JD
Key Responsibilities
Development and integration of Python-based applications with LLMs (Bedrock, AzureGPT, OpenAI, DeepSeek, Anthropic, LLaMA, etc.).
Architect and implement LLM pipelines including prompt engineering, retrieval-augmented generation (RAG), fine-tuning, and evaluation.
Design scalable microservices and APIs for AI features.
Collaborate with MLOps teams to deploy and monitor AI models in production.
Ensure performance optimization, cost efficiency, and security in LLM workflows.
Guide the team on Python best practices, code reviews, and technical problem-solving.

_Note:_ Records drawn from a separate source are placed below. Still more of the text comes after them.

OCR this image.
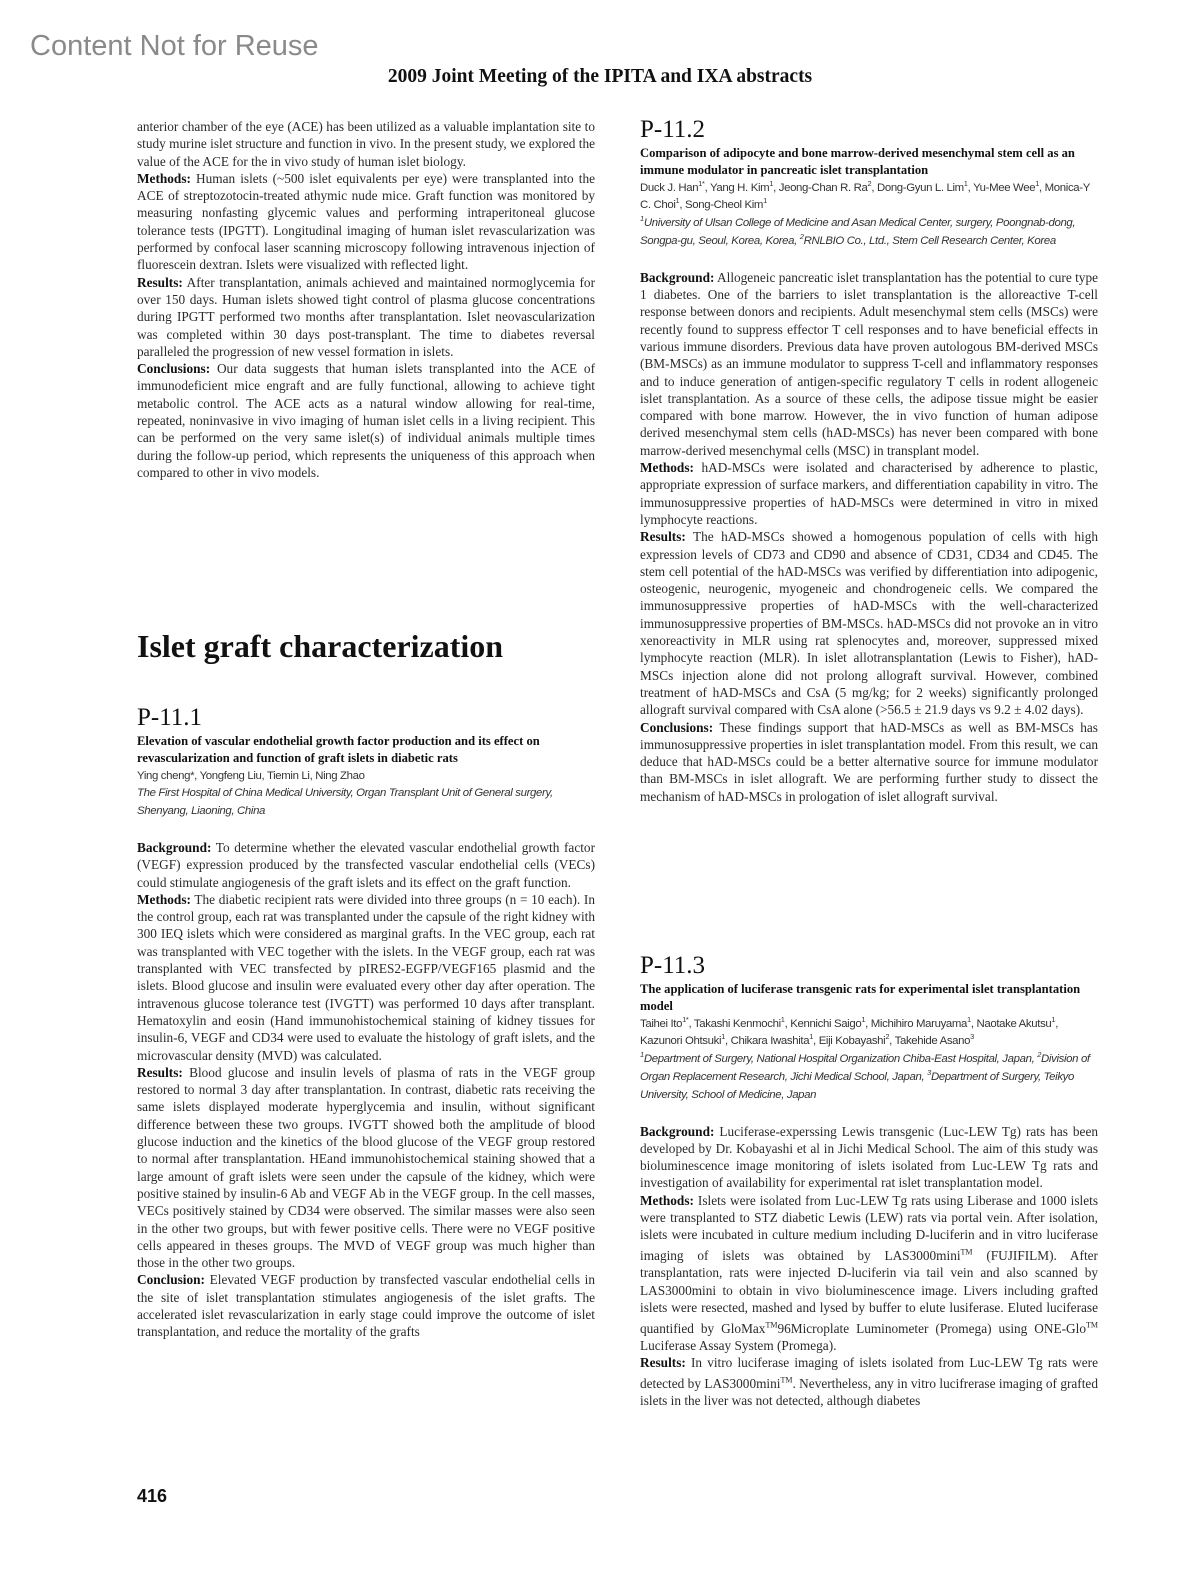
Content Not for Reuse
2009 Joint Meeting of the IPITA and IXA abstracts

anterior chamber of the eye (ACE) has been utilized as a valuable implantation site to study murine islet structure and function in vivo. In the present study, we explored the value of the ACE for the in vivo study of human islet biology.

Methods: Human islets (~500 islet equivalents per eye) were transplanted into the ACE of streptozotocin-treated athymic nude mice. Graft function was monitored by measuring nonfasting glycemic values and performing intraperitoneal glucose tolerance tests (IPGTT). Longitudinal imaging of human islet revascularization was performed by confocal laser scanning microscopy following intravenous injection of fluorescein dextran. Islets were visualized with reflected light.

Results: After transplantation, animals achieved and maintained normoglycemia for over 150 days. Human islets showed tight control of plasma glucose concentrations during IPGTT performed two months after transplantation. Islet neovascularization was completed within 30 days post-transplant. The time to diabetes reversal paralleled the progression of new vessel formation in islets.

Conclusions: Our data suggests that human islets transplanted into the ACE of immunodeficient mice engraft and are fully functional, allowing to achieve tight metabolic control. The ACE acts as a natural window allowing for real-time, repeated, noninvasive in vivo imaging of human islet cells in a living recipient. This can be performed on the very same islet(s) of individual animals multiple times during the follow-up period, which represents the uniqueness of this approach when compared to other in vivo models.

Islet graft characterization
P-11.1
Elevation of vascular endothelial growth factor production and its effect on revascularization and function of graft islets in diabetic rats
Ying cheng*, Yongfeng Liu, Tiemin Li, Ning Zhao
The First Hospital of China Medical University, Organ Transplant Unit of General surgery, Shenyang, Liaoning, China

Background: To determine whether the elevated vascular endothelial growth factor (VEGF) expression produced by the transfected vascular endothelial cells (VECs) could stimulate angiogenesis of the graft islets and its effect on the graft function.

Methods: The diabetic recipient rats were divided into three groups (n = 10 each). In the control group, each rat was transplanted under the capsule of the right kidney with 300 IEQ islets which were considered as marginal grafts. In the VEC group, each rat was transplanted with VEC together with the islets. In the VEGF group, each rat was transplanted with VEC transfected by pIRES2-EGFP/VEGF165 plasmid and the islets. Blood glucose and insulin were evaluated every other day after operation. The intravenous glucose tolerance test (IVGTT) was performed 10 days after transplant. Hematoxylin and eosin (Hand immunohistochemical staining of kidney tissues for insulin-6, VEGF and CD34 were used to evaluate the histology of graft islets, and the microvascular density (MVD) was calculated.

Results: Blood glucose and insulin levels of plasma of rats in the VEGF group restored to normal 3 day after transplantation. In contrast, diabetic rats receiving the same islets displayed moderate hyperglycemia and insulin, without significant difference between these two groups. IVGTT showed both the amplitude of blood glucose induction and the kinetics of the blood glucose of the VEGF group restored to normal after transplantation. HEand immunohistochemical staining showed that a large amount of graft islets were seen under the capsule of the kidney, which were positive stained by insulin-6 Ab and VEGF Ab in the VEGF group. In the cell masses, VECs positively stained by CD34 were observed. The similar masses were also seen in the other two groups, but with fewer positive cells. There were no VEGF positive cells appeared in theses groups. The MVD of VEGF group was much higher than those in the other two groups.

Conclusion: Elevated VEGF production by transfected vascular endothelial cells in the site of islet transplantation stimulates angiogenesis of the islet grafts. The accelerated islet revascularization in early stage could improve the outcome of islet transplantation, and reduce the mortality of the grafts

P-11.2
Comparison of adipocyte and bone marrow-derived mesenchymal stem cell as an immune modulator in pancreatic islet transplantation
Duck J. Han$^{1*}$, Yang H. Kim$^1$, Jeong-Chan R. Ra$^2$, Dong-Gyun L. Lim$^1$, Yu-Mee Wee$^1$, Monica-Y C. Choi$^1$, Song-Cheol Kim$^1$
$^1$University of Ulsan College of Medicine and Asan Medical Center, surgery, Poongnab-dong, Songpa-gu, Seoul, Korea, Korea, $^2$RNLBIO Co., Ltd., Stem Cell Research Center, Korea

Background: Allogeneic pancreatic islet transplantation has the potential to cure type 1 diabetes. One of the barriers to islet transplantation is the alloreactive T-cell response between donors and recipients. Adult mesenchymal stem cells (MSCs) were recently found to suppress effector T cell responses and to have beneficial effects in various immune disorders. Previous data have proven autologous BM-derived MSCs (BM-MSCs) as an immune modulator to suppress T-cell and inflammatory responses and to induce generation of antigen-specific regulatory T cells in rodent allogeneic islet transplantation. As a source of these cells, the adipose tissue might be easier compared with bone marrow. However, the in vivo function of human adipose derived mesenchymal stem cells (hAD-MSCs) has never been compared with bone marrow-derived mesenchymal cells (MSC) in transplant model.

Methods: hAD-MSCs were isolated and characterised by adherence to plastic, appropriate expression of surface markers, and differentiation capability in vitro. The immunosuppressive properties of hAD-MSCs were determined in vitro in mixed lymphocyte reactions.

Results: The hAD-MSCs showed a homogenous population of cells with high expression levels of CD73 and CD90 and absence of CD31, CD34 and CD45. The stem cell potential of the hAD-MSCs was verified by differentiation into adipogenic, osteogenic, neurogenic, myogeneic and chondrogeneic cells. We compared the immunosuppressive properties of hAD-MSCs with the well-characterized immunosuppressive properties of BM-MSCs. hAD-MSCs did not provoke an in vitro xenoreactivity in MLR using rat splenocytes and, moreover, suppressed mixed lymphocyte reaction (MLR). In islet allotransplantation (Lewis to Fisher), hAD-MSCs injection alone did not prolong allograft survival. However, combined treatment of hAD-MSCs and CsA (5 mg/kg; for 2 weeks) significantly prolonged allograft survival compared with CsA alone (>56.5 ± 21.9 days vs 9.2 ± 4.02 days).

Conclusions: These findings support that hAD-MSCs as well as BM-MSCs has immunosuppressive properties in islet transplantation model. From this result, we can deduce that hAD-MSCs could be a better alternative source for immune modulator than BM-MSCs in islet allograft. We are performing further study to dissect the mechanism of hAD-MSCs in prologation of islet allograft survival.

P-11.3
The application of luciferase transgenic rats for experimental islet transplantation model
Taihei Ito$^{1*}$, Takashi Kenmochi$^1$, Kennichi Saigo$^1$, Michihiro Maruyama$^1$, Naotake Akutsu$^1$, Kazunori Ohtsuki$^1$, Chikara Iwashita$^1$, Eiji Kobayashi$^2$, Takehide Asano$^3$
$^1$Department of Surgery, National Hospital Organization Chiba-East Hospital, Japan, $^2$Division of Organ Replacement Research, Jichi Medical School, Japan, $^3$Department of Surgery, Teikyo University, School of Medicine, Japan

Background: Luciferase-experssing Lewis transgenic (Luc-LEW Tg) rats has been developed by Dr. Kobayashi et al in Jichi Medical School. The aim of this study was bioluminescence image monitoring of islets isolated from Luc-LEW Tg rats and investigation of availability for experimental rat islet transplantation model.

Methods: Islets were isolated from Luc-LEW Tg rats using Liberase and 1000 islets were transplanted to STZ diabetic Lewis (LEW) rats via portal vein. After isolation, islets were incubated in culture medium including D-luciferin and in vitro luciferase imaging of islets was obtained by LAS3000mini™ (FUJIFILM). After transplantation, rats were injected D-luciferin via tail vein and also scanned by LAS3000mini to obtain in vivo bioluminescence image. Livers including grafted islets were resected, mashed and lysed by buffer to elute lusiferase. Eluted luciferase quantified by GloMax™96Microplate Luminometer (Promega) using ONE-Glo™ Luciferase Assay System (Promega).

Results: In vitro luciferase imaging of islets isolated from Luc-LEW Tg rats were detected by LAS3000mini™. Nevertheless, any in vitro lucifrerase imaging of grafted islets in the liver was not detected, although diabetes

416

Stay updated on emerging AI/LLM advancements and propose adoption where beneficial.
Required Skills & Experience
Technical:
Strong proficiency in Python (FastAPI, Flask).

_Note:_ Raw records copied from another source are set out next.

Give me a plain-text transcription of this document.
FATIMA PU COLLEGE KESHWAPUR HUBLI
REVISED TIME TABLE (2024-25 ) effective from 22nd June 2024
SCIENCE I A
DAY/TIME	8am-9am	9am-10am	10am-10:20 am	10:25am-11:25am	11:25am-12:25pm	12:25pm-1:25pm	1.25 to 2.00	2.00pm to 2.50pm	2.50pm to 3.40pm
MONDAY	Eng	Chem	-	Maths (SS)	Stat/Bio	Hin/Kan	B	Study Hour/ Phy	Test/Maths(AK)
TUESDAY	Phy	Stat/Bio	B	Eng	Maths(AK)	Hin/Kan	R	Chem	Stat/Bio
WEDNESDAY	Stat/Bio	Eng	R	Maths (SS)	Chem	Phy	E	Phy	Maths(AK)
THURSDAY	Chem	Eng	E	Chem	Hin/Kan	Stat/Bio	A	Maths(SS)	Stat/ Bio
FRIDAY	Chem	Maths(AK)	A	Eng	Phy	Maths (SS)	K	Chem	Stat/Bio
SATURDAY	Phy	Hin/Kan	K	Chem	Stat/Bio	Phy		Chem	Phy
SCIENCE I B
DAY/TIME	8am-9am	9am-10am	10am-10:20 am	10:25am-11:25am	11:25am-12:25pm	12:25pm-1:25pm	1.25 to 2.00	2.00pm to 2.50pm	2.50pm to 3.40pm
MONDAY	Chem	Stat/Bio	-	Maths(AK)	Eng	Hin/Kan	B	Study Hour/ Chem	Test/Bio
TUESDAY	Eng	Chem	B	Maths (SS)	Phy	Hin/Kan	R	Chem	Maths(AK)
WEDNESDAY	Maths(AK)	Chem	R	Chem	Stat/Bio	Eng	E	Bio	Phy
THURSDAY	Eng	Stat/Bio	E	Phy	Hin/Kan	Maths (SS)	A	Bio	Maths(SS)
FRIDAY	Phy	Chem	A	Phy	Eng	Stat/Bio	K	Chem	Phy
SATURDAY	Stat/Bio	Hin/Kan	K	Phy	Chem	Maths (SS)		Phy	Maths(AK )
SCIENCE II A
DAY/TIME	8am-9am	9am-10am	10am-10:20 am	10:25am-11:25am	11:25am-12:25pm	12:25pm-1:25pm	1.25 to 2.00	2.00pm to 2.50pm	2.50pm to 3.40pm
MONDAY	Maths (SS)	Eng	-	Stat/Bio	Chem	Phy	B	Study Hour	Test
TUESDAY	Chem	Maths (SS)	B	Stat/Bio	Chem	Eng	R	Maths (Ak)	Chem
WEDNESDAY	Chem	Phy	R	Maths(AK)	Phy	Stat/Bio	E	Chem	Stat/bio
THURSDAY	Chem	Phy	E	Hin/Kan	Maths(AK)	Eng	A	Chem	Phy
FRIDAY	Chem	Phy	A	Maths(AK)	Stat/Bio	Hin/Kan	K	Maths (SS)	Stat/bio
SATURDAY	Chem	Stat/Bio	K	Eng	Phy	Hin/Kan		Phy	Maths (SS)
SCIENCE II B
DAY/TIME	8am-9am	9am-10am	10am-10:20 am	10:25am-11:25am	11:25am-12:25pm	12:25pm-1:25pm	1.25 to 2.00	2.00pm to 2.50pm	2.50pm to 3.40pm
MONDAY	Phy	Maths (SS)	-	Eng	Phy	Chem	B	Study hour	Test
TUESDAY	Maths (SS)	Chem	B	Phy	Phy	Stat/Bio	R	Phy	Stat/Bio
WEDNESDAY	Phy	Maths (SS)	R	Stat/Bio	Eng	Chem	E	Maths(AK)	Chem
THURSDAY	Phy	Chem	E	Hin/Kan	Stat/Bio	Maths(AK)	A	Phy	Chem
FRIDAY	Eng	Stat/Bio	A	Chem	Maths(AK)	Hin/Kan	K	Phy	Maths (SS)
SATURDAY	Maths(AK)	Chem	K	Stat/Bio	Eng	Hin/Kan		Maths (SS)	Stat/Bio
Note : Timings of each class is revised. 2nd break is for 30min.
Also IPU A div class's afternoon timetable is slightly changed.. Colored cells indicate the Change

Comfortable in coding using Cursor ai
Solid experience with LLM integration (OpenAI API, Hugging Face Transformers, LangChain, LlamaIndex).
Understanding of RAG pipelines (vector databases like Pinecone, Weaviate, FAISS, Milvus).

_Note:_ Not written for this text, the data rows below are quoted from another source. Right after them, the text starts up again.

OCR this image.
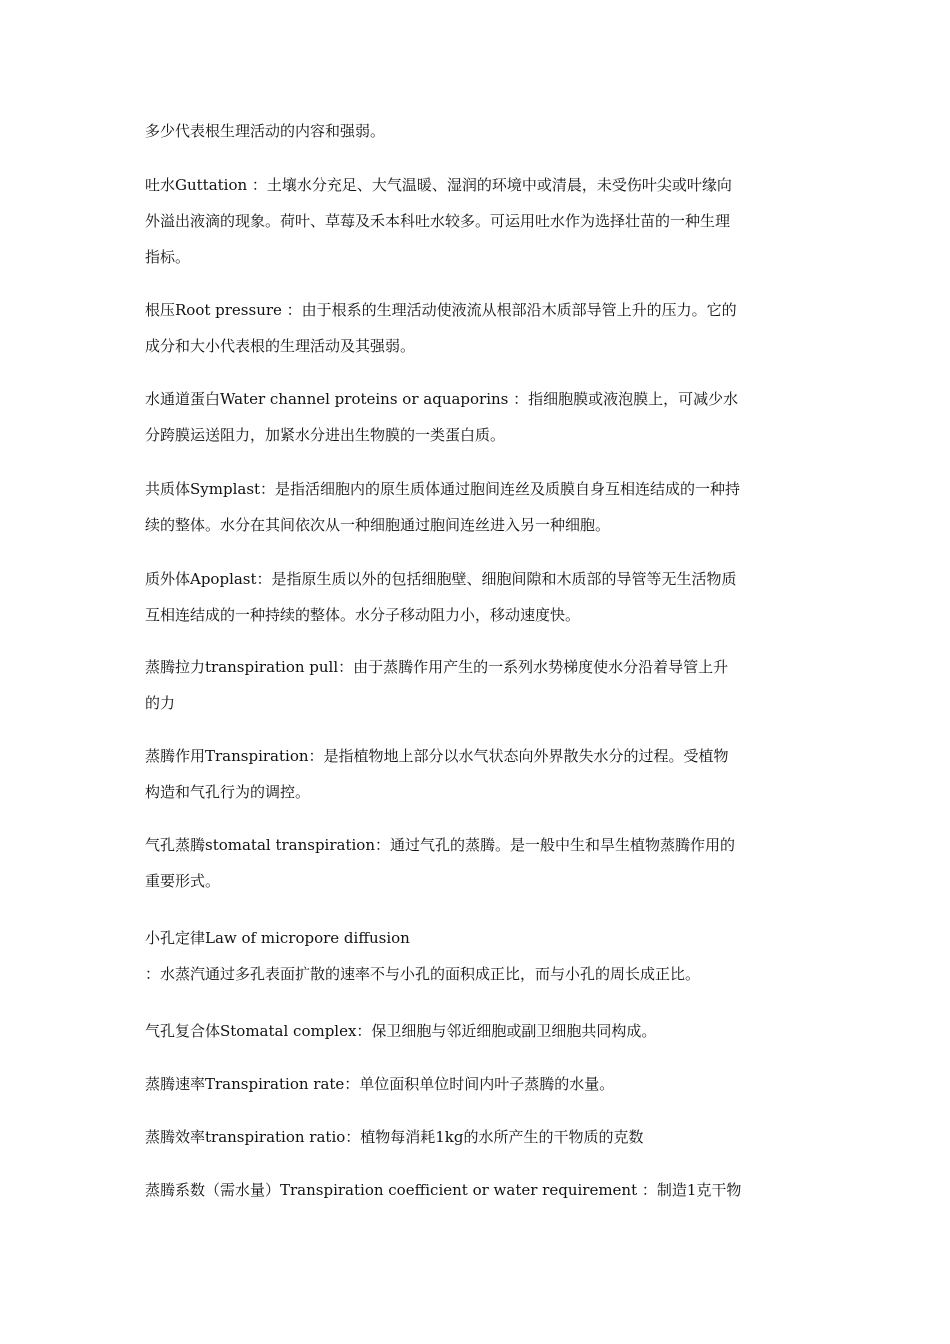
多少代表根生理活动的内容和强弱。
吐水Guttation ：土壤水分充足、大气温暖、湿润的环境中或清晨，未受伤叶尖或叶缘向
外溢出液滴的现象。荷叶、草莓及禾本科吐水较多。可运用吐水作为选择壮苗的一种生理
指标。
根压Root pressure ：由于根系的生理活动使液流从根部沿木质部导管上升的压力。它的
成分和大小代表根的生理活动及其强弱。
水通道蛋白Water channel proteins or aquaporins ：指细胞膜或液泡膜上，可减少水
分跨膜运送阻力，加紧水分进出生物膜的一类蛋白质。
共质体Symplast：是指活细胞内的原生质体通过胞间连丝及质膜自身互相连结成的一种持
续的整体。水分在其间依次从一种细胞通过胞间连丝进入另一种细胞。
质外体Apoplast：是指原生质以外的包括细胞壁、细胞间隙和木质部的导管等无生活物质
互相连结成的一种持续的整体。水分子移动阻力小，移动速度快。
蒸腾拉力transpiration pull：由于蒸腾作用产生的一系列水势梯度使水分沿着导管上升
的力
蒸腾作用Transpiration：是指植物地上部分以水气状态向外界散失水分的过程。受植物
构造和气孔行为的调控。
气孔蒸腾stomatal transpiration：通过气孔的蒸腾。是一般中生和旱生植物蒸腾作用的
重要形式。
小孔定律Law of micropore diffusion
：水蒸汽通过多孔表面扩散的速率不与小孔的面积成正比，而与小孔的周长成正比。
气孔复合体Stomatal complex：保卫细胞与邻近细胞或副卫细胞共同构成。
蒸腾速率Transpiration rate：单位面积单位时间内叶子蒸腾的水量。
蒸腾效率transpiration ratio：植物每消耗1kg的水所产生的干物质的克数
蒸腾系数（需水量）Transpiration coefficient or water requirement ：制造1克干物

Experience with prompt engineering & evaluation techniques.
Knowledge of MLOps tools (MLflow, Kubeflow, Langfuse) and deployment on AWS/GCP/Azure.
Sound knowledge with containerization and orchestration (Docker, Kubernetes).
Strong grasp of REST APIs and microservices architecture.
Knowledge of model fine-tuning and performance optimization.
Experience with agentic AI or Model Context Protocol (MCP).